After a year-long legal battle with the Air Force, the late Dr. Carole Noon, with the Support of Jane Goodall, gained custody of 21 chimpanzees in 1998. She established Save the Chimps as a sanctuary for these animals to live the rest of their years in peace, dignity, and comfort on 150 acres in the Florida sunshine. Since then, the population of rescued chimps has grown to over 250 residents.

Save the Chimps is entirely privately funded, and relies on the help like people like you to sustain them with food, shelter, and provide medical care for these chimpanzees.
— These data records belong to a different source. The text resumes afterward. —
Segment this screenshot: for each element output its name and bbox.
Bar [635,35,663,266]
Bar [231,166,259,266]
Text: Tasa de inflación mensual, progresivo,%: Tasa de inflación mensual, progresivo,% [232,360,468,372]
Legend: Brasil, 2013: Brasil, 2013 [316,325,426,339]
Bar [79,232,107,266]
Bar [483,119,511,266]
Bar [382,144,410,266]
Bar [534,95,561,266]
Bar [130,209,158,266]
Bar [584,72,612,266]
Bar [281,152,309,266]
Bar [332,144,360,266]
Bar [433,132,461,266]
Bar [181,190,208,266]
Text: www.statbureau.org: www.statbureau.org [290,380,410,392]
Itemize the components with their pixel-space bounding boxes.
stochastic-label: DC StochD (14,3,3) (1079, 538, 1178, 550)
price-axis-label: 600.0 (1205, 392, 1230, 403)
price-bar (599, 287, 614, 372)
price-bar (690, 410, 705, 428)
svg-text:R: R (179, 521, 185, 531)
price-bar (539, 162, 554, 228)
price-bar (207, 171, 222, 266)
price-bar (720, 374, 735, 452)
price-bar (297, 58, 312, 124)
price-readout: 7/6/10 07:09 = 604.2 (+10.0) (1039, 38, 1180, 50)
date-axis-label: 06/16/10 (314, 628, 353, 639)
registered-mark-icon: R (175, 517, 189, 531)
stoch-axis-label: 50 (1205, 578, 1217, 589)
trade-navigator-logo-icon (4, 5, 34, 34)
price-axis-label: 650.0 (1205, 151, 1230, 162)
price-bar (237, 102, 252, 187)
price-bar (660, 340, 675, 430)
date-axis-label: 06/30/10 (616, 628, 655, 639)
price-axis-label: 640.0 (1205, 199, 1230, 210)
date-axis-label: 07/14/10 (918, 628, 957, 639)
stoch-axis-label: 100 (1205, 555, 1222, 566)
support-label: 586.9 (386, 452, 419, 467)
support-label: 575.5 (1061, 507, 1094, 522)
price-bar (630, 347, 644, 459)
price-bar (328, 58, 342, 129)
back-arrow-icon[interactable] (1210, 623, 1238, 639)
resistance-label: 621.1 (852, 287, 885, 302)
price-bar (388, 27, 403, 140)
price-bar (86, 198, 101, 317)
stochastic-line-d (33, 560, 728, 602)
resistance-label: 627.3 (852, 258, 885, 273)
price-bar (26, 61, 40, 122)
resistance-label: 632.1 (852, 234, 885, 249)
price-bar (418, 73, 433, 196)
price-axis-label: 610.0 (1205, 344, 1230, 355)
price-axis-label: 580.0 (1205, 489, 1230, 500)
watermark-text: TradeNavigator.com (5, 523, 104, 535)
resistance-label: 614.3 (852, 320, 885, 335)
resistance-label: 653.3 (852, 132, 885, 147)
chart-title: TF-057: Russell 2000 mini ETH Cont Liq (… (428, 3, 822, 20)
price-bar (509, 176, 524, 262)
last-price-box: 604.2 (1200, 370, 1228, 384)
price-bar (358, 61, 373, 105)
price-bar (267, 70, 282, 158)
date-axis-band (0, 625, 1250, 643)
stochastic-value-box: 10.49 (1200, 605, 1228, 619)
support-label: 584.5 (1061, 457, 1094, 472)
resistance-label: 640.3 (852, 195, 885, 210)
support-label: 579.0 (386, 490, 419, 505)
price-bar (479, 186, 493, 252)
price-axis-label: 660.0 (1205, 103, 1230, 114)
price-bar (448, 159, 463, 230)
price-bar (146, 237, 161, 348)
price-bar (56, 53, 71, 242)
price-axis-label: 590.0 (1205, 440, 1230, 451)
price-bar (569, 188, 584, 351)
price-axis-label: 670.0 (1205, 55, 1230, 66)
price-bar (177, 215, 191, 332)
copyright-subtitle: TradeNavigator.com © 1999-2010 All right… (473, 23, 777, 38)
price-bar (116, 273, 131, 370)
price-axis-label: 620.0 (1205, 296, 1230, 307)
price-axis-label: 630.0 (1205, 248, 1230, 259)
Most importantly, it is the social companionship and friendship among the chimpanzee families at Save the Chimps that sustains their happiness.

Recently, the National Institute of Health announced they will stop biomedical research on chimpanzees. This means there will be quite a few new retired chimps in need of homes like Save the Chimps. It is now important more than ever to help provide a comfortable, safe, and happy home for our closest relatives to humans.